I suspect the drone policy stems from the logic illustrated by this quote from Oliver Wendall Holmes, “I think that the sacredness of life is a purely municipal ideal of no validity outside the jurisdiction.”
It seems as though American foreign policy is predicated on this notion and applied arbitrarily without legal clarity. John Yoo’s defense of the Bush administrations actions is a perfect example. http://www.theatlantic.com/politics/archive/2011/12/my-debate-with-john-yoo-who-misunderstands-the-constitution/249598/
the sovereign decides on the state of exception? not so?
honest question: are there legal consequences to the fact that these are killings undertaken by unmanned aircraft? or is it just somehow scarier to talk about ‘drones’ than other kinds of targeted assassinations? my understanding is that drones are preferable because they allow rapid, long-distance, and relatively inexpensive strikes without risking the lives of american military personnel–which no doubt is thought to be bad because it lowers the potential political cost of targeted killings, and therefore encourages them. but are there other considerations?

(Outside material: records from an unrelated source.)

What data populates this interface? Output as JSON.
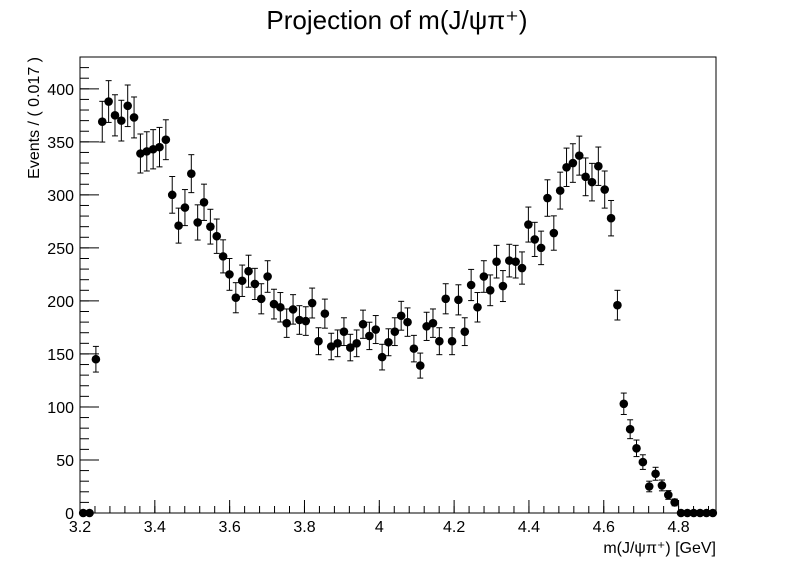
{
  "chart_data": {
    "type": "scatter",
    "title": "Projection of m(J/ψπ⁺)",
    "xlabel": "m(J/ψπ⁺) [GeV]",
    "ylabel": "Events / ( 0.017 )",
    "xlim": [
      3.2,
      4.9
    ],
    "ylim": [
      0,
      430
    ],
    "x_ticks": [
      "3.2",
      "3.4",
      "3.6",
      "3.8",
      "4",
      "4.2",
      "4.4",
      "4.6",
      "4.8"
    ],
    "y_ticks": [
      "0",
      "50",
      "100",
      "150",
      "200",
      "250",
      "300",
      "350",
      "400"
    ],
    "grid": false,
    "legend": "none",
    "marker_color": "#000000",
    "series": [
      {
        "x": [
          3.2085,
          3.2255,
          3.2425,
          3.2595,
          3.2765,
          3.2935,
          3.3105,
          3.3275,
          3.3445,
          3.3615,
          3.3785,
          3.3955,
          3.4125,
          3.4295,
          3.4465,
          3.4635,
          3.4805,
          3.4975,
          3.5145,
          3.5315,
          3.5485,
          3.5655,
          3.5825,
          3.5995,
          3.6165,
          3.6335,
          3.6505,
          3.6675,
          3.6845,
          3.7015,
          3.7185,
          3.7355,
          3.7525,
          3.7695,
          3.7865,
          3.8035,
          3.8205,
          3.8375,
          3.8545,
          3.8715,
          3.8885,
          3.9055,
          3.9225,
          3.9395,
          3.9565,
          3.9735,
          3.9905,
          4.0075,
          4.0245,
          4.0415,
          4.0585,
          4.0755,
          4.0925,
          4.1095,
          4.1265,
          4.1435,
          4.1605,
          4.1775,
          4.1945,
          4.2115,
          4.2285,
          4.2455,
          4.2625,
          4.2795,
          4.2965,
          4.3135,
          4.3305,
          4.3475,
          4.3645,
          4.3815,
          4.3985,
          4.4155,
          4.4325,
          4.4495,
          4.4665,
          4.4835,
          4.5005,
          4.5175,
          4.5345,
          4.5515,
          4.5685,
          4.5855,
          4.6025,
          4.6195,
          4.6365,
          4.6535,
          4.6705,
          4.6875,
          4.7045,
          4.7215,
          4.7385,
          4.7555,
          4.7725,
          4.7895,
          4.8065,
          4.8235,
          4.8405,
          4.8575,
          4.8745,
          4.8915
        ],
        "y": [
          0,
          0,
          145,
          369,
          388,
          375,
          370,
          384,
          373,
          339,
          341,
          343,
          345,
          352,
          300,
          271,
          288,
          320,
          274,
          293,
          270,
          261,
          242,
          225,
          203,
          219,
          228,
          216,
          202,
          223,
          197,
          194,
          179,
          192,
          182,
          181,
          198,
          162,
          188,
          157,
          160,
          171,
          156,
          160,
          178,
          167,
          173,
          147,
          161,
          171,
          186,
          180,
          155,
          139,
          176,
          179,
          162,
          202,
          162,
          201,
          171,
          215,
          194,
          223,
          210,
          237,
          214,
          238,
          237,
          231,
          272,
          258,
          250,
          297,
          264,
          304,
          326,
          330,
          337,
          317,
          312,
          327,
          305,
          278,
          196,
          103,
          79,
          61,
          48,
          25,
          37,
          26,
          17,
          10,
          0,
          0,
          0,
          0,
          0,
          0
        ],
        "err": [
          0,
          0,
          12.1,
          19.2,
          19.7,
          19.4,
          19.2,
          19.6,
          19.3,
          18.4,
          18.5,
          18.5,
          18.6,
          18.8,
          17.3,
          16.5,
          17.0,
          17.9,
          16.6,
          17.1,
          16.4,
          16.2,
          15.6,
          15.0,
          14.2,
          14.8,
          15.1,
          14.7,
          14.2,
          14.9,
          14.0,
          13.9,
          13.4,
          13.9,
          13.5,
          13.5,
          14.1,
          12.7,
          13.7,
          12.5,
          12.6,
          13.1,
          12.5,
          12.6,
          13.3,
          12.9,
          13.2,
          12.1,
          12.7,
          13.1,
          13.6,
          13.4,
          12.5,
          11.8,
          13.3,
          13.4,
          12.7,
          14.2,
          12.7,
          14.2,
          13.1,
          14.7,
          13.9,
          14.9,
          14.5,
          15.4,
          14.6,
          15.4,
          15.4,
          15.2,
          16.5,
          16.1,
          15.8,
          17.2,
          16.2,
          17.4,
          18.1,
          18.2,
          18.4,
          17.8,
          17.7,
          18.1,
          17.5,
          16.7,
          14.0,
          10.1,
          8.9,
          7.8,
          6.9,
          5.0,
          6.1,
          5.1,
          4.1,
          3.2,
          0,
          0,
          0,
          0,
          0,
          0
        ]
      }
    ]
  }
}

Seems to me that Englehardt muffs the question of mutual drone legality: Yes, it would be illegal for Pakistan or Brazil to fly drones over US airspace, according to US law, but it might be entirely legal as a state act according to Pakistani or Brazilian law. Similarly, while the US government may consider drone patrols, surveillance and strikes as legal acts, they may still be violating the law of the countries in which the acts take place. Legality is not a simple binary condition.

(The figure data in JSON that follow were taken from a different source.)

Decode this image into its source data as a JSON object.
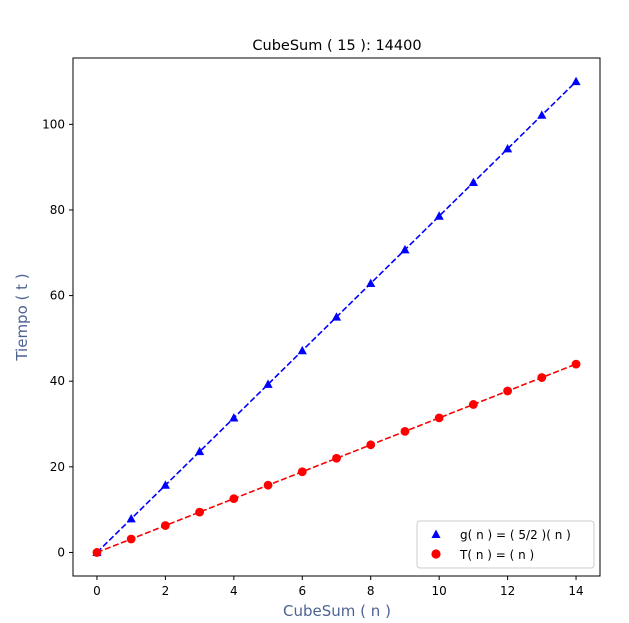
{
  "chart_data": {
    "type": "line",
    "title": "CubeSum ( 15 ): 14400",
    "xlabel": "CubeSum ( n )",
    "ylabel": "Tiempo ( t )",
    "label_color": "#4c6391",
    "xlim": [
      -0.7,
      14.7
    ],
    "ylim": [
      -5.5,
      115.5
    ],
    "xticks": [
      0,
      2,
      4,
      6,
      8,
      10,
      12,
      14
    ],
    "yticks": [
      0,
      20,
      40,
      60,
      80,
      100
    ],
    "grid": false,
    "legend_position": "lower-right",
    "x": [
      0,
      1,
      2,
      3,
      4,
      5,
      6,
      7,
      8,
      9,
      10,
      11,
      12,
      13,
      14
    ],
    "series": [
      {
        "name": "g( n ) = ( 5/2 )( n )",
        "color": "#0000ff",
        "marker": "triangle",
        "linestyle": "dashed",
        "values": [
          0,
          7.857,
          15.714,
          23.571,
          31.429,
          39.286,
          47.143,
          55,
          62.857,
          70.714,
          78.571,
          86.429,
          94.286,
          102.143,
          110
        ]
      },
      {
        "name": "T( n ) = ( n )",
        "color": "#ff0000",
        "marker": "circle",
        "linestyle": "dashed",
        "values": [
          0,
          3.143,
          6.286,
          9.429,
          12.571,
          15.714,
          18.857,
          22,
          25.143,
          28.286,
          31.429,
          34.571,
          37.714,
          40.857,
          44
        ]
      }
    ]
  }
}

I great appreciate the responses, especially from Ben, as my students will now have little extra work for next week! I accept that law is not an either or proposition, as Jonathan points out, especially when systems of laws interact. I remain unsure about the appeal to the laws of war that seem to be invoked by the administration AND the critics of it when coming to terms with the strategy and tactics. Clearly, as Eric suggests, drones are far from the worse kind of weapon used in war and as the administration consistently argues, no Americans are in harms way when these actions are taken (except those targeted for death, of course). But I continue to wonder how to characterize the drone policy–does the complex web of legality lead the discussions about the moral implications of it; or does the need to hunt down terror suspects without endangering Americans allow creative readings of a tangled, but still crucial, set of laws?

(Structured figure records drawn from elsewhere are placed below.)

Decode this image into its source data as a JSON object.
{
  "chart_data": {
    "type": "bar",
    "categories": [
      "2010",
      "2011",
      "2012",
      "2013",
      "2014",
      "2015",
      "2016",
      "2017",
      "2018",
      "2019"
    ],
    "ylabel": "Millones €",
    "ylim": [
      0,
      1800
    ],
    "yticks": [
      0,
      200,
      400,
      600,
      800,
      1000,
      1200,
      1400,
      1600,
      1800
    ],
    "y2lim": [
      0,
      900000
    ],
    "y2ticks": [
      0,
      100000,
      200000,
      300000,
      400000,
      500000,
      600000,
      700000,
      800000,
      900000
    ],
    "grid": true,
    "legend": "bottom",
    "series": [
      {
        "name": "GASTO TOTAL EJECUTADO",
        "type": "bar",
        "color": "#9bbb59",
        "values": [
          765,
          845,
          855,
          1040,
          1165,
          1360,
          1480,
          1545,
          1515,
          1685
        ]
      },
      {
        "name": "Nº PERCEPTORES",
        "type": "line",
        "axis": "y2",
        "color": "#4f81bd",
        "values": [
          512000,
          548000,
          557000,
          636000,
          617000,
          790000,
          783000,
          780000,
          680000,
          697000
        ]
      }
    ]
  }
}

I do think those obsessed by the “war on terror” will tend to exploit the law solely toward their understanding of the nature and necessity of that war such that virtually any means become suitable and justifiable in light of the ends perceived as intrinsic to such a war (and I think the logic of ‘legal realism’ and ‘critical legal studies’ attest to that possibility or fact). On the other hand, the laws of war, both the jus ad bellum aspect which presumably would be associated with any attempt to justify the “war on terror,” and the jus in bello aspect that motivates international humanitarian law (IHL), involve moral concerns and considerations, both as the original motivating force behind the laws of war and as essential to its various principles (e.g., think of Grotius and the natural law tradition from whence this comes). Now of course one can always re-examine the moral scope and content of these principles (as the philosopher Larry May has done so well), but we should not assume such law is necessarily in conflict with morality if or when it speaks to “strategy and tactics.” If one is a pacifist, then of course the “laws of war” will be morally troubling from the start, yet I think even a pacifist can appreciate the (minimal) moral value of such laws for those who don’t subscribe to pacifist beliefs and values. After all, when it comes to international law, the recognition by states of the importance and relevance of IHL since WW II represents considerable moral and legal progress, even if it falls well short of cherished moral intuitions or other moral beliefs and concerns we may possess.